SERVER_MODE: Update sdap lists for each ad_ctx

We use separate AD context for each subdomain in the server mode. Every such context has it's own sdap_domain list witch represents sdap options such as filter and search bases for every domain. However AD context can only fully initialize sdap_domain structure for the same domain for which the whole context was created, which resulted in the other sdap_domain structures to be have automaticily detected settings. This can cause problems if user is member of groups from multiple domains. Resolves: https://pagure.io/SSSD/sssd/issue/3381 Reviewed-by: Jakub Hrozek <jhrozek@redhat.com>
author: Michal Židek <mzidek@redhat.com> 2017-04-28 20:49:56 +0200
committer: Jakub Hrozek <jhrozek@redhat.com> 2017-05-04 16:11:05 +0200
commit: 21f3d6124ea28218d02e1e345d38e2b948e4ec23 (patch)
tree: 42b35d3a3593af876726c8d199d79df5427c8110
parent: 92d8b072f8c521e1b4effe109b5caedabd36ed6f (diff)
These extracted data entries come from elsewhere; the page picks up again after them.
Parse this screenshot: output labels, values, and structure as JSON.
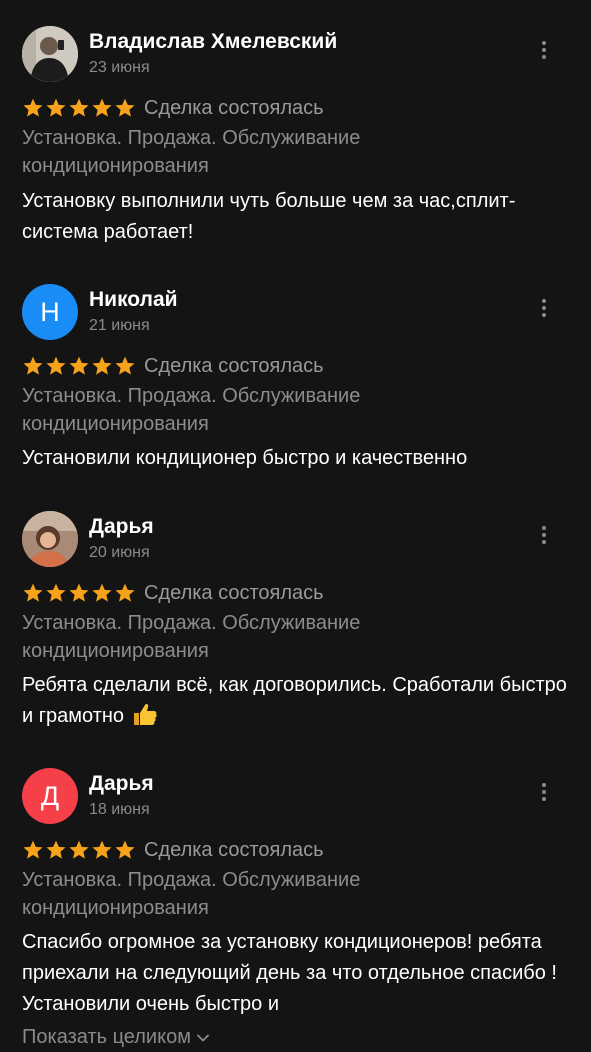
{
  "reviews": [
    {
      "name": "Владислав Хмелевский",
      "date": "23 июня",
      "avatar": {
        "type": "photo",
        "icon": "user-photo-man"
      },
      "rating": 5,
      "deal": "Сделка состоялась",
      "service": "Установка. Продажа. Обслуживание кондиционирования",
      "text": "Установку выполнили чуть больше чем за час,сплит-система работает!"
    },
    {
      "name": "Николай",
      "date": "21 июня",
      "avatar": {
        "type": "letter",
        "letter": "Н",
        "color": "#1a8cf5"
      },
      "rating": 5,
      "deal": "Сделка состоялась",
      "service": "Установка. Продажа. Обслуживание кондиционирования",
      "text": "Установили кондиционер быстро и качественно"
    },
    {
      "name": "Дарья",
      "date": "20 июня",
      "avatar": {
        "type": "photo",
        "icon": "user-photo-woman"
      },
      "rating": 5,
      "deal": "Сделка состоялась",
      "service": "Установка. Продажа. Обслуживание кондиционирования",
      "text": "Ребята сделали всё, как договорились. Сработали быстро и грамотно",
      "emoji": "thumbs-up-icon"
    },
    {
      "name": "Дарья",
      "date": "18 июня",
      "avatar": {
        "type": "letter",
        "letter": "Д",
        "color": "#f5404a"
      },
      "rating": 5,
      "deal": "Сделка состоялась",
      "service": "Установка. Продажа. Обслуживание кондиционирования",
      "text": "Спасибо огромное за установку кондиционеров! ребята приехали на следующий день за что отдельное спасибо ! Установили очень быстро и"
    }
  ],
  "show_more_label": "Показать целиком",
  "colors": {
    "background": "#141414",
    "star": "#f7a21b",
    "muted": "#8c8c8c"
  }
}
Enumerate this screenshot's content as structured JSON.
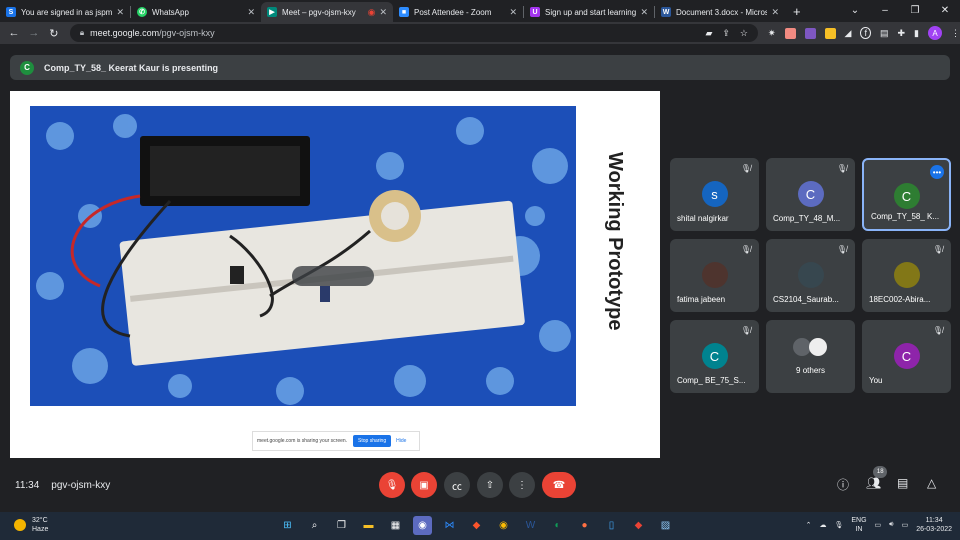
{
  "browser": {
    "tabs": [
      {
        "label": "You are signed in as jspm",
        "fav_color": "#1a73e8",
        "fav_glyph": "S"
      },
      {
        "label": "WhatsApp",
        "fav_color": "#25d366",
        "fav_glyph": "✆"
      },
      {
        "label": "Meet – pgv-ojsm-kxy",
        "fav_color": "#00897b",
        "fav_glyph": "▶"
      },
      {
        "label": "Post Attendee - Zoom",
        "fav_color": "#2d8cff",
        "fav_glyph": "■"
      },
      {
        "label": "Sign up and start learning |",
        "fav_color": "#a435f0",
        "fav_glyph": "U"
      },
      {
        "label": "Document 3.docx - Microsof",
        "fav_color": "#2b579a",
        "fav_glyph": "W"
      }
    ],
    "url_host": "meet.google.com",
    "url_path": "/pgv-ojsm-kxy",
    "profile_initial": "A"
  },
  "meet": {
    "presenting_initial": "C",
    "presenting_text": "Comp_TY_58_ Keerat Kaur is presenting",
    "slide_title": "Working Prototype",
    "share_banner": {
      "text": "meet.google.com is sharing your screen.",
      "stop_label": "Stop sharing",
      "hide_label": "Hide"
    },
    "participants": [
      {
        "name": "shital nalgirkar",
        "initial": "s",
        "color": "#1565c0"
      },
      {
        "name": "Comp_TY_48_M...",
        "initial": "C",
        "color": "#5c6bc0"
      },
      {
        "name": "Comp_TY_58_ K...",
        "initial": "C",
        "color": "#2e7d32"
      },
      {
        "name": "fatima jabeen",
        "initial": "",
        "color": "#4e342e"
      },
      {
        "name": "CS2104_Saurab...",
        "initial": "",
        "color": "#37474f"
      },
      {
        "name": "18EC002-Abira...",
        "initial": "",
        "color": "#827717"
      },
      {
        "name": "Comp_ BE_75_S...",
        "initial": "C",
        "color": "#00838f"
      },
      {
        "name": "9 others",
        "initial": "",
        "color": "#5f6368"
      },
      {
        "name": "You",
        "initial": "C",
        "color": "#8e24aa"
      }
    ],
    "time": "11:34",
    "meeting_code": "pgv-ojsm-kxy",
    "people_count": "18"
  },
  "taskbar": {
    "temperature": "32°C",
    "weather": "Haze",
    "lang_top": "ENG",
    "lang_bottom": "IN",
    "time": "11:34",
    "date": "26-03-2022"
  }
}
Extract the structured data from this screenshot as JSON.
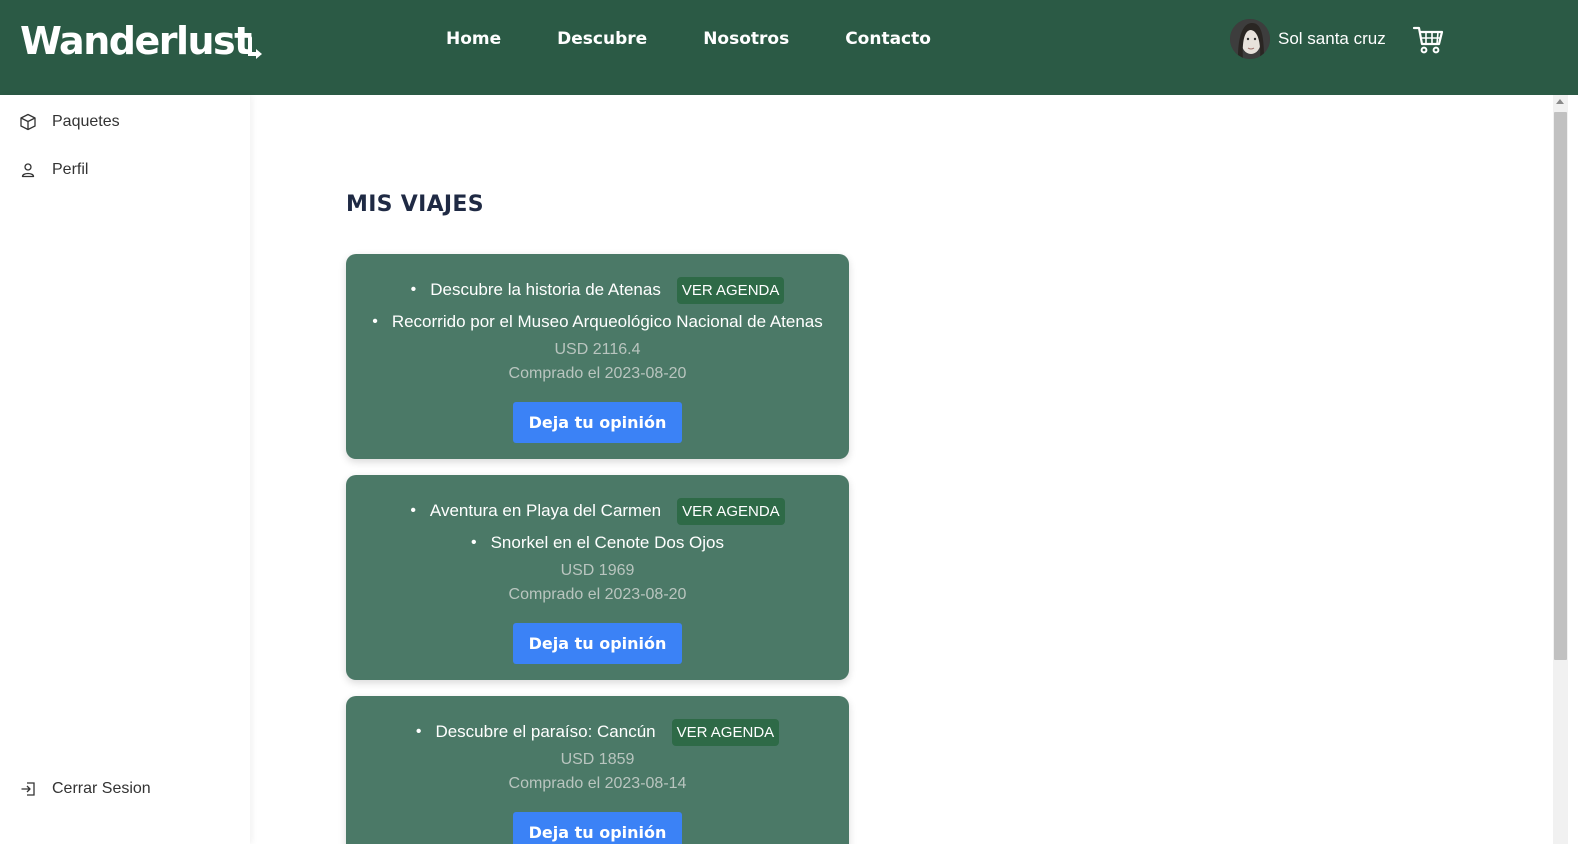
{
  "header": {
    "logo": "Wanderlust",
    "nav": [
      "Home",
      "Descubre",
      "Nosotros",
      "Contacto"
    ],
    "user_name": "Sol santa cruz",
    "avatar_icon": "user-avatar",
    "cart_icon": "shopping-cart-icon"
  },
  "sidebar": {
    "items": [
      {
        "label": "Paquetes",
        "icon": "package-box-icon"
      },
      {
        "label": "Perfil",
        "icon": "user-icon"
      }
    ],
    "logout": {
      "label": "Cerrar Sesion",
      "icon": "logout-icon"
    }
  },
  "main": {
    "title": "MIS VIAJES",
    "trips": [
      {
        "items": [
          "Descubre la historia de Atenas",
          "Recorrido por el Museo Arqueológico Nacional de Atenas"
        ],
        "agenda_label": "VER AGENDA",
        "price": "USD 2116.4",
        "purchased": "Comprado el 2023-08-20",
        "button": "Deja tu opinión"
      },
      {
        "items": [
          "Aventura en Playa del Carmen",
          "Snorkel en el Cenote Dos Ojos"
        ],
        "agenda_label": "VER AGENDA",
        "price": "USD 1969",
        "purchased": "Comprado el 2023-08-20",
        "button": "Deja tu opinión"
      },
      {
        "items": [
          "Descubre el paraíso: Cancún"
        ],
        "agenda_label": "VER AGENDA",
        "price": "USD 1859",
        "purchased": "Comprado el 2023-08-14",
        "button": "Deja tu opinión"
      }
    ]
  },
  "colors": {
    "header": "#2b5a45",
    "card": "#4b7967",
    "agenda_badge": "#2e6a47",
    "button": "#3b82f6"
  }
}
download: sssd-21f3d6124ea28218d02e1e345d38e2b948e4ec23.tar.gz
sssd-21f3d6124ea28218d02e1e345d38e2b948e4ec23.tar.xz
sssd-21f3d6124ea28218d02e1e345d38e2b948e4ec23.zip
1 files changed, 36 insertions, 0 deletions
diff --git a/src/providers/ipa/ipa_subdomains_server.c b/src/providers/ipa/ipa_subdomains_server.c
index b02ea67af..443d83824 100644
--- a/src/providers/ipa/ipa_subdomains_server.c
+++ b/src/providers/ipa/ipa_subdomains_server.c
@@ -870,6 +870,7 @@ static errno_t ipa_server_create_trusts_step(struct tevent_req *req)
 {
     struct tevent_req *subreq = NULL;
     struct ipa_ad_server_ctx *trust_iter;
+    struct ipa_ad_server_ctx *trust_i;
     struct ipa_server_create_trusts_state *state = NULL;
 
     state = tevent_req_data(req, struct ipa_server_create_trusts_state);
@@ -900,6 +901,41 @@ static errno_t ipa_server_create_trusts_step(struct tevent_req *req)
         }
     }
 
+    /* Refresh all sdap_dom lists in all ipa_ad_server_ctx contexts */
+    DLIST_FOR_EACH(trust_iter, state->id_ctx->server_mode->trusts) {
+        struct sdap_domain *sdom_a;
+
+        sdom_a = sdap_domain_get(trust_iter->ad_id_ctx->sdap_id_ctx->opts,
+                                 trust_iter->dom);
+        if (sdom_a == NULL) {
+            continue;
+        }
+
+        DLIST_FOR_EACH(trust_i, state->id_ctx->server_mode->trusts) {
+            struct sdap_domain *sdom_b;
+
+            if (strcmp(trust_iter->dom->name, trust_i->dom->name) == 0) {
+                continue;
+            }
+
+            sdom_b = sdap_domain_get(trust_i->ad_id_ctx->sdap_id_ctx->opts,
+                                     sdom_a->dom);
+            if (sdom_b == NULL) {
+                continue;
+            }
+
+            /* Replace basedn and search bases from sdom_b with values
+             * from sdom_a */
+            sdom_b->search_bases = sdom_a->search_bases;
+            sdom_b->user_search_bases = sdom_a->user_search_bases;
+            sdom_b->group_search_bases = sdom_a->group_search_bases;
+            sdom_b->netgroup_search_bases = sdom_a->netgroup_search_bases;
+            sdom_b->sudo_search_bases = sdom_a->sudo_search_bases;
+            sdom_b->service_search_bases = sdom_a->service_search_bases;
+            sdom_b->autofs_search_bases = sdom_a->autofs_search_bases;
+        }
+    }
+
     return EOK;
 }
author	Michal Židek <mzidek@redhat.com>	2017-04-28 20:49:56 +0200
committer	Jakub Hrozek <jhrozek@redhat.com>	2017-05-04 16:11:05 +0200
commit	21f3d6124ea28218d02e1e345d38e2b948e4ec23 (patch)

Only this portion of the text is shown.